Ma prima che potesse distinguere altro, l’uomo aveva allungato il braccio all’indietro e aveva colpito il ragazzo in viso, facendolo sbattere contro una macchina lì vicina. Keri sentì il ripugnante rumore di uno schianto. Vide l’uomo prendere un coltello da un fodero assicurato alla cintura e tuffarlo nel petto del ragazzo. Lo estrasse e aspettò un secondo per vedere il ragazzo ruzzolare a terra prima di completare il giro per raggiungere di corsa il sedile del conducente.

Keri costrinse ciò che aveva visto fuori dai suoi pensieri e si concentrò solo sul raggiungere il furgone. Sentì il motore avviarsi e vide il furgone cominciare a muoversi. Era a meno di sei metri di distanza.

Ma il veicolo stava ormai prendendo velocità. Keri continuò a correre ma sentiva il suo corpo stava cedendo. Portò lo sguardo sulla targa, pronta a memorizzarla. Non c’era.

Cercò le chiavi, poi si ricordò che erano nella borsa, al parco. Tornò al punto in cui si trovava il ragazzo, sperando di prendere le sue e la sua macchina. Ma quando arrivò lì, vide che la sua ragazza era china su di lui, a piangere senza controllo.

Alzò di nuovo lo sguardo. Il furgone era lontanissimo adesso, e spostandosi aveva sollevato una scia di polvere. Non aveva una targa, nessuna descrizione da fare, nulla da offrire alla polizia. Sua figlia era sparita e lei non sapeva cosa fare per riaverla.

Keri cadde a terra accanto alla ragzza e cominciò a piangere di nuovo, e i loro lamenti di disperazione era indistinguibili l’uno dall’altro.

Quando aprì gli occhi era di nuovo nella casa di Denton. Non ricordava di essere uscita dal capanno né di aver attraversato l’erba morta. Ma in qualche modo era arrivata nella cucina di Rivers. Due volte in un giorno solo.

Stava peggiorando.

Tornò nel soggiorno, guardò Denton negli occhi, e disse, “Dov’è Ashley?”

“Non lo so.”

“Perché il suo cellulare è in tuo possesso?”

“L’ha lasciato qui ieri.”

“Stronzate! Ha rotto con te quattro giorni fa. Ieri lei non è stata qui.”

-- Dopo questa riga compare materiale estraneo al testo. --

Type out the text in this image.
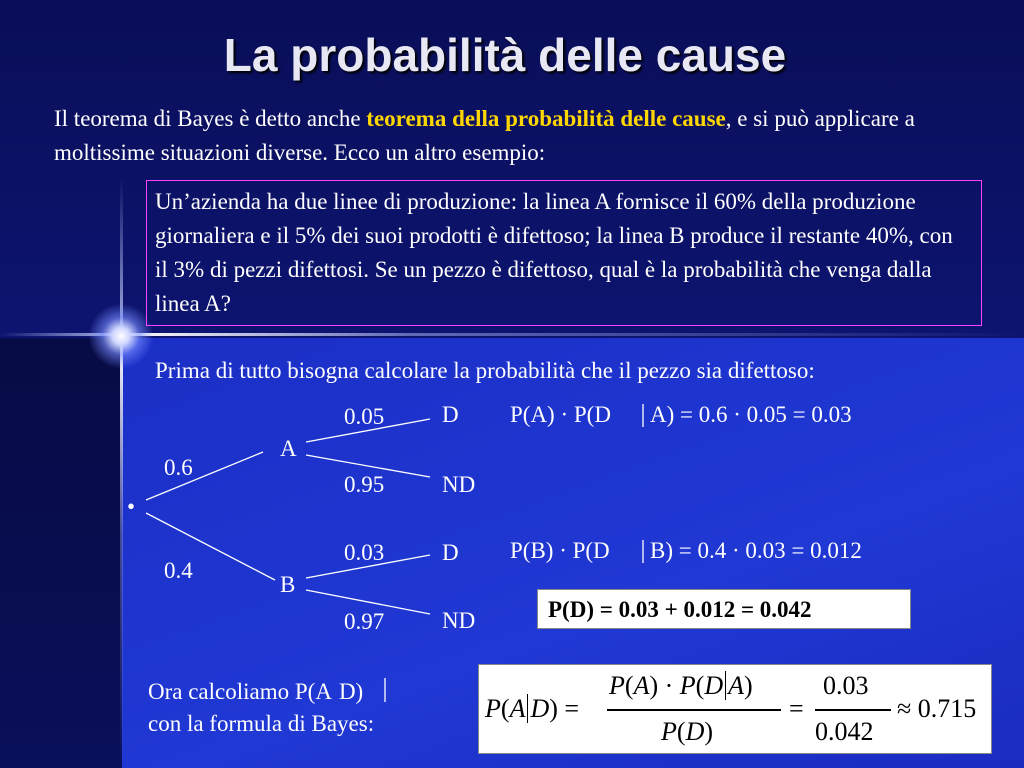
La probabilità delle cause
Il teorema di Bayes è detto anche teorema della probabilità delle cause, e si può applicare a moltissime situazioni diverse. Ecco un altro esempio:
Un’azienda ha due linee di produzione: la linea A fornisce il 60% della produzione giornaliera e il 5% dei suoi prodotti è difettoso; la linea B produce il restante 40%, con il 3% di pezzi difettosi. Se un pezzo è difettoso, qual è la probabilità che venga dalla linea A?
Prima di tutto bisogna calcolare la probabilità che il pezzo sia difettoso:
•
0.6
0.4
A
B
0.05
0.95
0.03
0.97
D
ND
D
ND
P(A) · P(D A) = 0.6 · 0.05 = 0.03
P(B) · P(D B) = 0.4 · 0.03 = 0.012
P(D) = 0.03 + 0.012 = 0.042
Ora calcoliamo P(A D)
con la formula di Bayes:
P(A D) =
P(A) · P(D A)
P(D)
=
0.03
0.042
≈ 0.715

Il viso di Denton crollò all’assalto verbale incontrollato.

“Okay, gliel’ho preso.”

“Quando?”

“Oggi pomeriggio, a scuola.”

“Gliel’hai fregato di mano?”

“No, l’ho urtata dopo l’ultima campanella e gliel’ho sfilato dalla borsa.”

“Chi possiede un furgone nero?”

“Non lo so.”

“Un tuo amico?”

“No.”

“Qualcuno che hai assunto?”

“No.”

“Come ti sei fatto quei graffi sul braccio?”

“Non lo so.”

“Come ti sei fatto quel taglio sulla testa?”

“Non lo so.”

“Di chi è il sangue sul tappeto?”

“Non lo so.”

Keri spostò il peso da un piede all’altro e cercò di trattenere la rabbia che le saliva nel sangue. Capì che stava perdendo la battaglia.

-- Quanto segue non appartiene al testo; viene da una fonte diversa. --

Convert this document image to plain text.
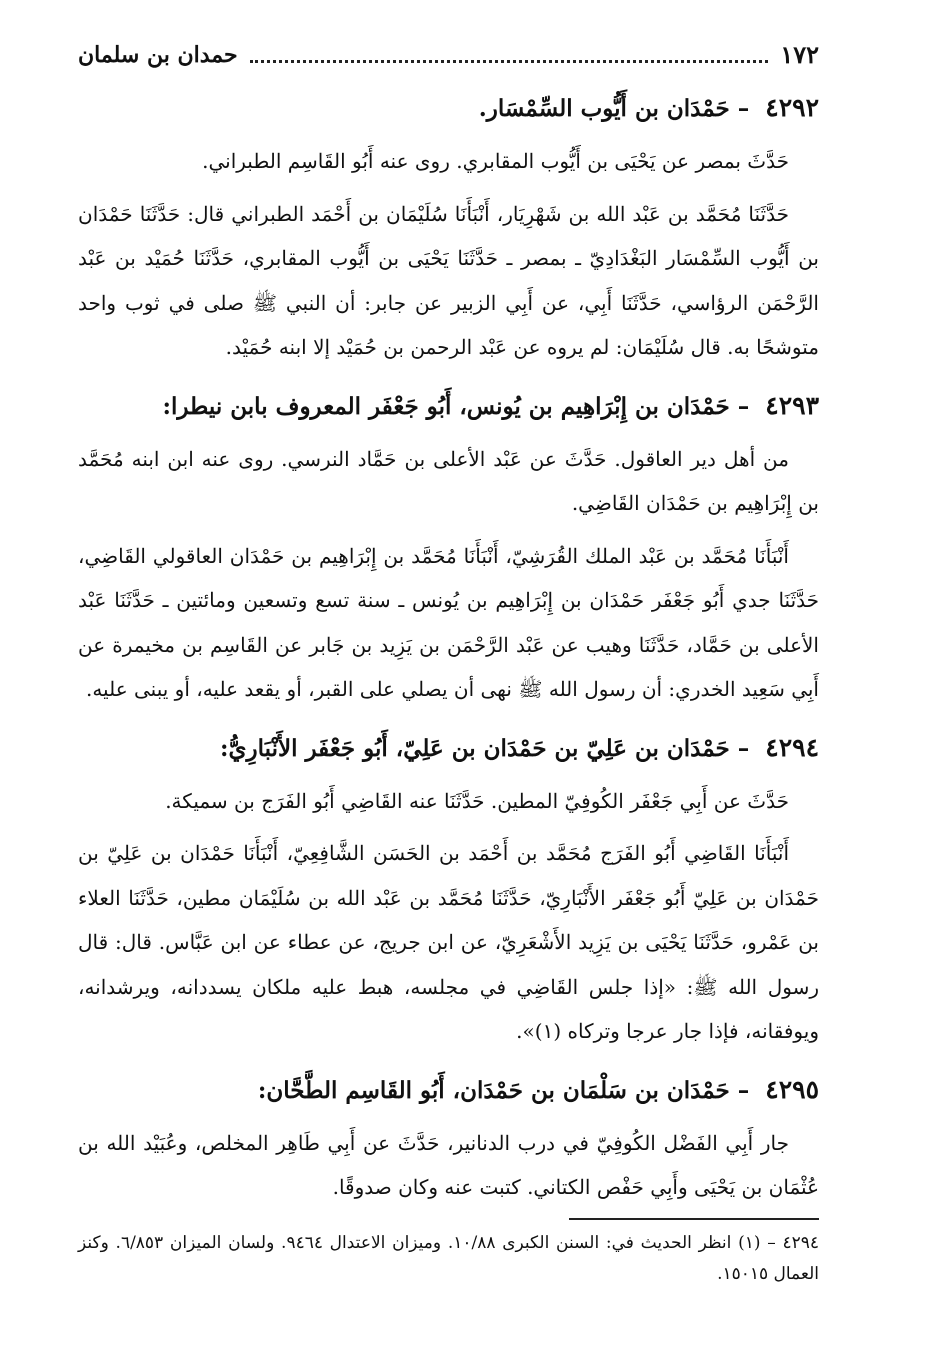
١٧٢
حمدان بن سلمان
٤٢٩٢ – حَمْدَان بن أَيُّوب السِّمْسَار.

حَدَّثَ بمصر عن يَحْيَى بن أَيُّوب المقابري. روى عنه أَبُو القَاسِم الطبراني.

حَدَّثَنَا مُحَمَّد بن عَبْد الله بن شَهْرِيَار، أَنْبَأَنَا سُلَيْمَان بن أَحْمَد الطبراني قال: حَدَّثَنَا حَمْدَان بن أَيُّوب السِّمْسَار البَغْدَادِيّ ـ بمصر ـ حَدَّثَنَا يَحْيَى بن أَيُّوب المقابري، حَدَّثَنَا حُمَيْد بن عَبْد الرَّحْمَن الرؤاسي، حَدَّثَنَا أَبِي، عن أَبِي الزبير عن جابر: أن النبي ﷺ صلى في ثوب واحد متوشحًا به. قال سُلَيْمَان: لم يروه عن عَبْد الرحمن بن حُمَيْد إلا ابنه حُمَيْد.

٤٢٩٣ – حَمْدَان بن إِبْرَاهِيم بن يُونس، أَبُو جَعْفَر المعروف بابن نيطرا:

من أهل دير العاقول. حَدَّثَ عن عَبْد الأعلى بن حَمَّاد النرسي. روى عنه ابن ابنه مُحَمَّد بن إِبْرَاهِيم بن حَمْدَان القَاضِي.

أَنْبَأَنَا مُحَمَّد بن عَبْد الملك القُرَشِيّ، أَنْبَأَنَا مُحَمَّد بن إِبْرَاهِيم بن حَمْدَان العاقولي القَاضِي، حَدَّثَنَا جدي أَبُو جَعْفَر حَمْدَان بن إِبْرَاهِيم بن يُونس ـ سنة تسع وتسعين ومائتين ـ حَدَّثَنَا عَبْد الأعلى بن حَمَّاد، حَدَّثَنَا وهيب عن عَبْد الرَّحْمَن بن يَزِيد بن جَابر عن القَاسِم بن مخيمرة عن أَبِي سَعِيد الخدري: أن رسول الله ﷺ نهى أن يصلي على القبر، أو يقعد عليه، أو يبنى عليه.

٤٢٩٤ – حَمْدَان بن عَلِيّ بن حَمْدَان بن عَلِيّ، أَبُو جَعْفَر الأَنْبَارِيُّ:

حَدَّثَ عن أَبِي جَعْفَر الكُوفِيّ المطين. حَدَّثَنَا عنه القَاضِي أَبُو الفَرَج بن سميكة.

أَنْبَأَنَا القَاضِي أَبُو الفَرَج مُحَمَّد بن أَحْمَد بن الحَسَن الشَّافِعِيّ، أَنْبَأَنَا حَمْدَان بن عَلِيّ بن حَمْدَان بن عَلِيّ أَبُو جَعْفَر الأَنْبَارِيّ، حَدَّثَنَا مُحَمَّد بن عَبْد الله بن سُلَيْمَان مطين، حَدَّثَنَا العلاء بن عَمْرو، حَدَّثَنَا يَحْيَى بن يَزِيد الأَشْعَرِيّ، عن ابن جريج، عن عطاء عن ابن عَبَّاس. قال: قال رسول الله ﷺ: «إذا جلس القَاضِي في مجلسه، هبط عليه ملكان يسددانه، ويرشدانه، ويوفقانه، فإذا جار عرجا وتركاه (١)».

٤٢٩٥ – حَمْدَان بن سَلْمَان بن حَمْدَان، أَبُو القَاسِم الطَّحَّان:

جار أَبِي الفَضْل الكُوفِيّ في درب الدنانير، حَدَّثَ عن أَبِي طَاهِر المخلص، وعُبَيْد الله بن عُثْمَان بن يَحْيَى وأَبِي حَفْص الكتاني. كتبت عنه وكان صدوقًا.

٤٢٩٤ – (١) انظر الحديث في: السنن الكبرى ١٠/٨٨. وميزان الاعتدال ٩٤٦٤. ولسان الميزان ٦/٨٥٣. وكنز العمال ١٥٠١٥.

Lo guardò fisso e disse, senza emozione, “Te lo chiederò un’altra volta: dove si trova Ashley Penn?”

“Vaffanculo.”

“Risposta sbagliata. Riflettici mentre ti portiamo alla stazione di polizia.”

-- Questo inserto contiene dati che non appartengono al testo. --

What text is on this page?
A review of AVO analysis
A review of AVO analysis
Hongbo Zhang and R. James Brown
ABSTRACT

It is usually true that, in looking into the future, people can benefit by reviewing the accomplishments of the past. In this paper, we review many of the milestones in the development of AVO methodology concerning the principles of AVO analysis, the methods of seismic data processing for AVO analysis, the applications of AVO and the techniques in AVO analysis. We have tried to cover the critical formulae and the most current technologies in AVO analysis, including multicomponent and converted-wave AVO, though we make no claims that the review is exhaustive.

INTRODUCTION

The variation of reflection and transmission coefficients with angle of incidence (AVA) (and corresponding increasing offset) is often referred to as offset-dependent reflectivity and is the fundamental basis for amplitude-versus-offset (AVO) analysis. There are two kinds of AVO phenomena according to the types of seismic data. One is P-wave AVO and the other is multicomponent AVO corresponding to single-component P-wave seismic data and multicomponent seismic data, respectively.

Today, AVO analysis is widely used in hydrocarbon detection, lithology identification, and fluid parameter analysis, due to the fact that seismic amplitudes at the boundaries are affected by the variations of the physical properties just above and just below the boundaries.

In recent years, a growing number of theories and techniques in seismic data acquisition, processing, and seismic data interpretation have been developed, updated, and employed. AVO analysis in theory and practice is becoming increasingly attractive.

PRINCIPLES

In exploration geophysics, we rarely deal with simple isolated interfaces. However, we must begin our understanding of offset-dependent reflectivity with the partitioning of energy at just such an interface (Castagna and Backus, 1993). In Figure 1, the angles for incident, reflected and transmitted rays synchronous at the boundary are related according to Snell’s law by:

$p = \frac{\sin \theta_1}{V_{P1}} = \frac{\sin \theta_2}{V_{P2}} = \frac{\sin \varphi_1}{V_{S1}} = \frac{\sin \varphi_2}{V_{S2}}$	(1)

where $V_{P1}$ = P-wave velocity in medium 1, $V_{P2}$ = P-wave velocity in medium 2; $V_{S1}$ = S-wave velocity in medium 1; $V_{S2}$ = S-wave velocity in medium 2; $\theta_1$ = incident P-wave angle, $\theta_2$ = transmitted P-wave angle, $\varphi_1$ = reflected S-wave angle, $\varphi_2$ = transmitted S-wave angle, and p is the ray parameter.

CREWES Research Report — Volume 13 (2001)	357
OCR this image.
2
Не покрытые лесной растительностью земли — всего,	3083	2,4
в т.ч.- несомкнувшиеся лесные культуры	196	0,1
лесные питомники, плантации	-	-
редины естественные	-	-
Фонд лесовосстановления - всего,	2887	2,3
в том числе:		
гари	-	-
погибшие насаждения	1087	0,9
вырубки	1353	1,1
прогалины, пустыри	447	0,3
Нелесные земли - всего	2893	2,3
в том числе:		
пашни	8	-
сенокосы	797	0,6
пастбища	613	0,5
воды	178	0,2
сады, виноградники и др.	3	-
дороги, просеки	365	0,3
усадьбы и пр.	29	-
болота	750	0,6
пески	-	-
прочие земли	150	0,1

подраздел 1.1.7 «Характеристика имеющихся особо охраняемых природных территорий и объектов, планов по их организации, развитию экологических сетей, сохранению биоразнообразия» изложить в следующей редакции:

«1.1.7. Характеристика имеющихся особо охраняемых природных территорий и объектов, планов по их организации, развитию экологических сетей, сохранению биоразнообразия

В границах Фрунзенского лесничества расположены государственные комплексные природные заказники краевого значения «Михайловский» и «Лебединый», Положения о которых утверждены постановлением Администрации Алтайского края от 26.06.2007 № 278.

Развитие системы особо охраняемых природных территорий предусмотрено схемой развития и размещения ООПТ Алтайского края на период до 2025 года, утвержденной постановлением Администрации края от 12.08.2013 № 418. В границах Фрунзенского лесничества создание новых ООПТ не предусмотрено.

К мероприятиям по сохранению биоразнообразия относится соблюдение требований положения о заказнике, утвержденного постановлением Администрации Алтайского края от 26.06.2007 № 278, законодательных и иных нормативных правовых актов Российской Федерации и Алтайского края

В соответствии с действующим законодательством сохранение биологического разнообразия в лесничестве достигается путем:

Si voltò, esitò un attimo, e poi d’un tratto si rigirò di nuovo e lo colpì col pugno chiuso, forte, con ogni grammo di rabbia che aveva in corpo. Lo prese dritto alla tempia, nello stesso punto della precedente ferita. Quella si aprì, e il sangue schizzò ovunque, e un po’ atterrò sulla camicetta di Keri.

Ray la fissava incredulo, raggelato. Poi rimise Denton Rivers in piedi con un unico forte strattone e disse, “Hai sentito la signora! Muoviti! E non andare più sbattere la testa su altri tavolini da caffè.”

Keri gli sorrise ironica per le sue parole ma Ray non le ritornò il sorriso. Sembrava inorridito.

Qualcosa del genere poteva costarle il lavoro.

Non le importava, però. Tutto ciò che le importava adesso era far parlare quel teppistello.